Interrogé alors qu’il séjourne actuellement à Pretoria, en Afrique du Sud, pour le grand événement PFL Africa, l’entrepreneur et acteur sportif congolais Didon Kibuka tire la sonnette d’alarme sur la situation préoccupante de la Team RDC de MMA amateur. À quelques jours du Championnat d’Afrique IMMAF 2026, prévu du 13 au 19 avril à Luanda, en Angola, la sélection congolaise, qui avait brillé l’an dernier, se retrouve une fois de plus livrée à elle-même.
En 2025, la Team RDC avait réalisé un exploit historique : 14 combattants engagés, 10 médailles remportées — dont 6 en or, 2 en argent et 2 en bronze — propulsant la République démocratique du Congo à la 2ᵉ place du classement continental, juste derrière l’Angola, pays hôte, avec le meilleur taux de réussite du tournoi. Cette performance avait nourri l’espoir d’une reconnaissance durable et d’un véritable accompagnement institutionnel.
De retour à Kinshasa, les athlètes avaient présenté leurs médailles à Son Excellence Monsieur le Ministre des Sports, Didier Budimbu, qui leur avait promis un soutien en vue de leur participation au Championnat du monde en Géorgie. « Cette promesse n’a jamais été concrétisée faute de moyens, et la RDC a manqué une occasion majeure de s’affirmer sur la scène internationale », regrette Didon Kibuka.
Un an plus tard, le scénario se répète. Selon lui, les combattants congolais doivent aujourd’hui financer eux-mêmes leurs licences, billets d’avion et de bus, hébergement, repas et frais d’enregistrement. « On demande à des athlètes amateurs, sans salaire, de financer intégralement leur participation pour défendre les couleurs de leur pays.
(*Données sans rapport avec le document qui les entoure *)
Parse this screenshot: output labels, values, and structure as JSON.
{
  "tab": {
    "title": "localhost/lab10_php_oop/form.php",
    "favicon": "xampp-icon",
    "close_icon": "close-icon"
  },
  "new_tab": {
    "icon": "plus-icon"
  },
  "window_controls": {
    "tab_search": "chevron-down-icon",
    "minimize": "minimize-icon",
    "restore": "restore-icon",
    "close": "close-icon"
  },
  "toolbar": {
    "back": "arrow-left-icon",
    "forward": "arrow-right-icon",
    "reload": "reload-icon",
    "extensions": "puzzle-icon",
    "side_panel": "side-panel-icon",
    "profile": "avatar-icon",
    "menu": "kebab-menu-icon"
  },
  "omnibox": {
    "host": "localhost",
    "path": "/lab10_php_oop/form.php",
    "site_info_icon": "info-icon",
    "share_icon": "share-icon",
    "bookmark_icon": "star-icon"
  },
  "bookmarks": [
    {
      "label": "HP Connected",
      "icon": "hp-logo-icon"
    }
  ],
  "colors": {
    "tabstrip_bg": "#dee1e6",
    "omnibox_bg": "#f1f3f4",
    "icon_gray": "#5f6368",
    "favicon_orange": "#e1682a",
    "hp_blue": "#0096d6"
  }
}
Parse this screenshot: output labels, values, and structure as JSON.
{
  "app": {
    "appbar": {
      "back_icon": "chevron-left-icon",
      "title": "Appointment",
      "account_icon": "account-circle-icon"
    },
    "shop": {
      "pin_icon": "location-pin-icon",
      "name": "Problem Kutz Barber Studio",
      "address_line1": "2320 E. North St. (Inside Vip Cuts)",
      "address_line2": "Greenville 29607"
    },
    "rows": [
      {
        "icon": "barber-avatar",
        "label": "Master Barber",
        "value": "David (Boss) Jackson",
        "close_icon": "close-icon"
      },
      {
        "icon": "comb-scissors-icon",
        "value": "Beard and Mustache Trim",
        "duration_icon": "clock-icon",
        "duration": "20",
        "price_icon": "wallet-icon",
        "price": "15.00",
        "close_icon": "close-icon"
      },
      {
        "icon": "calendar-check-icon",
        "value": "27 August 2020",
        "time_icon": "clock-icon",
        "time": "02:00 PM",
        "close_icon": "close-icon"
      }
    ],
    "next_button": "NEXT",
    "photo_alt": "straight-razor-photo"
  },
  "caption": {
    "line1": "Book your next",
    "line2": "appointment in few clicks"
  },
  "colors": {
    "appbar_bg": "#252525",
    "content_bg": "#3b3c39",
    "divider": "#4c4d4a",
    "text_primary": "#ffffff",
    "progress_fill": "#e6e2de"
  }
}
C’est moralement et matériellement insoutenable », déplore-t-il.
Au-delà de l’aspect financier, c’est le symbole qui choque l’entrepreneur congolais. « Comment comprendre que des sportifs qui portent le drapeau dans la cage soient moins considérés que des supporters dans les tribunes ? Si les fans de l’équipe nationale de football ont pu recevoir des véhicules en guise de reconnaissance, à combien plus forte raison les “Léopards Amateurs” de MMA méritent-ils un soutien réel de leur gouvernement ? », s’interroge-t-il.

Le contraste est d’autant plus frappant que plusieurs pays africains, comme l’Angola, le Maroc ou l’Afrique du Sud, investissent activement dans le MMA, soutenant leurs équipes amateurs, développant des infrastructures et misant sur l’impact médiatique et économique de ce sport en plein essor. Pendant ce temps, les combattants congolais se battent sur deux fronts : dans la cage pour la gloire sportive, et dans la vie quotidienne pour réunir les fonds nécessaires.
Pour Didon Kibuka, le débat dépasse largement le seul cadre du MMA : « Le sport congolais mérite mieux. Ces athlètes sont des porte-drapeaux, des modèles pour la jeunesse. Les laisser se débrouiller seuls, c’est envoyer un message dangereux : que le mérite et l’effort ne suffisent pas. » Il appelle à une politique de soutien structurée et pérenne, couvrant les déplacements, les licences, l’hébergement et la préparation, afin que les performances passées ne restent pas de simples exploits isolés.
À la veille du Championnat d’Afrique IMMAF en Angola, une question demeure : la RDC acceptera-t-elle de voir ses héros du MMA amateur continuer à s’illustrer dans l’ombre, ou décidera-t-elle enfin de leur accorder la reconnaissance et le soutien qu’ils méritent ? Pour l’instant, sur le chemin de Luanda, les “Léopards Amateurs” avancent seuls ; leur courage est intact, mais leur confiance envers les institutions, elle, commence dangereusement à s’éroder.